Kasus LTE PLTGU Belawan saat ini menjadi sangat berbelit-belit. Menurut pandangan saya, tidak seharusnya kejaksaan menuduh PLN melanggar hukum. Disamping PLN yang berusaha agar pasokan listrik di Sumatera Utara tetap optimal namun malah menjadi kesalahpahaman. Kasus ini malah terdapat beberapa kejanggalan.
Berikut akan saya jabarkan kronologis kesalahpahaman yang berlarut-larut ini.
Pelelangan pekerjaan peremajaan LTE PLTGU Belawan telah dimulai 2009. Namun pelelangan gagal hingga di tahun 2011 dilakukan penunjukan langsung kepada Siemens. Langkah ini pun tak berhasil karena tak ada titik temu akibat Siemens menawar harga sebesar Rp 830 miliar, jauh dari pagu anggaran PLN sebesar Rp 645 miliar.

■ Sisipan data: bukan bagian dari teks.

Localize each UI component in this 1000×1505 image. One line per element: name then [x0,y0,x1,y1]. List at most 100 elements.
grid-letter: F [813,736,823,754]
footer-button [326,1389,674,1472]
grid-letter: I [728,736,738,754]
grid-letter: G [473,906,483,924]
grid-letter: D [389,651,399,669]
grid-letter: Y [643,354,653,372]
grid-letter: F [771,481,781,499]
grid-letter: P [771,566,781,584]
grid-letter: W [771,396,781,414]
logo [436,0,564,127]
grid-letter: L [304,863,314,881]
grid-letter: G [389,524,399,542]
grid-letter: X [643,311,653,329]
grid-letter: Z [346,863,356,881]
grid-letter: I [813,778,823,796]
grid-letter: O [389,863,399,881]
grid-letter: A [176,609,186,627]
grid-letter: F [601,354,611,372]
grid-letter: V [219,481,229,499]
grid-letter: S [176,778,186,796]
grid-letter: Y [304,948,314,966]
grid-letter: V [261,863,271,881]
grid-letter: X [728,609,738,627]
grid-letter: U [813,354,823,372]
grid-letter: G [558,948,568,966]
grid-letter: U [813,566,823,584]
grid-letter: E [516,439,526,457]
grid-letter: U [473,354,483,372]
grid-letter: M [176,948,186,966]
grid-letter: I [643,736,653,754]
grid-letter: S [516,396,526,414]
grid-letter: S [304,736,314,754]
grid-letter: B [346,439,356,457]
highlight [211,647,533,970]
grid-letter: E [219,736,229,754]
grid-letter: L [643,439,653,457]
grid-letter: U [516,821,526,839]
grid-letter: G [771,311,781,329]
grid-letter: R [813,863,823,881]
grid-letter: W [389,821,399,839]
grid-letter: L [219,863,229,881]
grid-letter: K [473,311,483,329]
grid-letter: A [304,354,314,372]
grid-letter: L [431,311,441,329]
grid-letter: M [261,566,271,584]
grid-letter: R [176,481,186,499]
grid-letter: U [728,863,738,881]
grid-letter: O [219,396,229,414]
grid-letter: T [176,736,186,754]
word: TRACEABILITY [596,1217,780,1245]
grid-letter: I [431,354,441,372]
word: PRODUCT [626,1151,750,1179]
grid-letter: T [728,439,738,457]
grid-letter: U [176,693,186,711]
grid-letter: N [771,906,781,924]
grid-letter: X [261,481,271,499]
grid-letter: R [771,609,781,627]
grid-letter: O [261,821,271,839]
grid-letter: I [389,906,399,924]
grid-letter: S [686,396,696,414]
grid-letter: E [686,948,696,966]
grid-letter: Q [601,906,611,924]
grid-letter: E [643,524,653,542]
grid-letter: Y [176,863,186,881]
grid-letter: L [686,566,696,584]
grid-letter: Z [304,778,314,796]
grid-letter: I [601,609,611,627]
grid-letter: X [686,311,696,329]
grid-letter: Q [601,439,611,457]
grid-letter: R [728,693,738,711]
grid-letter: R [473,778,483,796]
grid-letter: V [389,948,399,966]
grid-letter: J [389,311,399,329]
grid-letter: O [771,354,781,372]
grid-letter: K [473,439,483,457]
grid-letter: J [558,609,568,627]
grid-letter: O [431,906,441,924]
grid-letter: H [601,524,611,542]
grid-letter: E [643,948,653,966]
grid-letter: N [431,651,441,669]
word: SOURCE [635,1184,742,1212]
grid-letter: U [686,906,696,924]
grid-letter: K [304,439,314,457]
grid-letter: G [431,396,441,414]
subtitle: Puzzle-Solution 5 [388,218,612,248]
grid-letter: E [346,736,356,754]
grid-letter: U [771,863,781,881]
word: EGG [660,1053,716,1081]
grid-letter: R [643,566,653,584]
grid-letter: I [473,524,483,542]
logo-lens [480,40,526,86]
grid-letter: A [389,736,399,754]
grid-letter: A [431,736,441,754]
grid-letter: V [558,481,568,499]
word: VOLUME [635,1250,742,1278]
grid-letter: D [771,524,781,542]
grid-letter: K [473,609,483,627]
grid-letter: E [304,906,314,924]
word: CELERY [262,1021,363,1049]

Dalam proses pemilihan langsung, awalnya ada tiga kontestan, yakni Siemens, Mapna Co, dan Ansaldo Energia. Dari ketiga perusahaan tender tersebut Mapna dinyatakan sebagai pemenang setelah Ansaldo mundur, dan Siemens dinyatakan gugur karena tidak memenuhi persyaratan Rejection Condition, yaitu tidak menyampaikan total waktu penyelesaian pekerjaan dan tidak menyampaikan garansi Daya Mampu/Mega Watt yang dihasilkan).
Pemilihan langsung pemegang tender ini seharusnya diapresiasi sebagai tindakan tegas dan profesional dari PLN. Pasalnya bila tidak dilakukan pemilihan langsung, krisis listrik di Medan dan Sumut akan lebih buruk lagi. Ini disebabkan jam operasional kedua mesin itu sudah di atas 100 ribu jam. Potensi gangguannya sangat besar bila tidak segera diremajakan sehingga berdampak pada ketersediaan listrik di Medan dan Sumatera Utara.
Bahkan PLN menyatakan Pemilihan Mapna sebagai operator pengerjaan peremajaan LTE juga telah mengikuti struktur yang benar. Semua persyaratan dan kualifikasi dimiliki PT Mapna. Pemilihan ini sangat sesuai bagi seluruh stakeholders, sesuai aturan, serta mepertimbangkan tujuan efisiensi, efektivitas, transparansi anggaran terhadap kenyataan di lapangan.
Berdasarkan penjabaran tersebut sangat aneh apabila kejaksaan menilai cara PLN ini justru melanggar hukum. Pemilihan langsung ini lebih efisien dan efektif, terutama bagi masyarakat Sumatera Utara agar pasokan listrik tetap terjaga. Ini justru upaya yang perlu di apresiasi. Ketegasan dan pengambilan keputusan yang tepat ini membuat listrik di Medan lebih optimal.
Dakwaan kejaksaan lainnya yaitu PLN merugikan keuangan negara. Ini juga sangat mengherankan dikarenakan PLN justru berhasil berhemat Rp 214 miliar, karena realisasi nilai kontrak justru jauh lebih kecil dari HPS kontrak awal. Pada HPS kontrak awal dengan pemenang tender Mapna Co, tertulis sebesar Rp 645 miliar, sementara harga yang tertuang dalam kontrak hanya Rp 431 miliar.
Selain itu, dalam proyek ini menggunakan Anggaran PLN, bukan dari APBN. Karena itu, seandainyapun ada kerugian, bukanlah merupakan kerugian negara melainkan kerugian dari PLN.
Sudah saatnya kejaksaan mempertimbangkan kasus ini kembali dan segera melepaskan tahanan tenaga ahli dalam proyek ini. Penahanan tenaga ahli justru membuat optimalisasi PLTGU Belawan menjadi terbengkalai. Padahal penahanan ini hanya beralasan agar pengusutan kejaksaan tidak repot apabila ada persidangan, serta menjadi penjamin dari pihak PLN dan Mapna. Alasan penahanan ini terkesan kejaksaan "tidak mau ribet", namun malah masyarakat Sumatera Utara yang dikorbankan.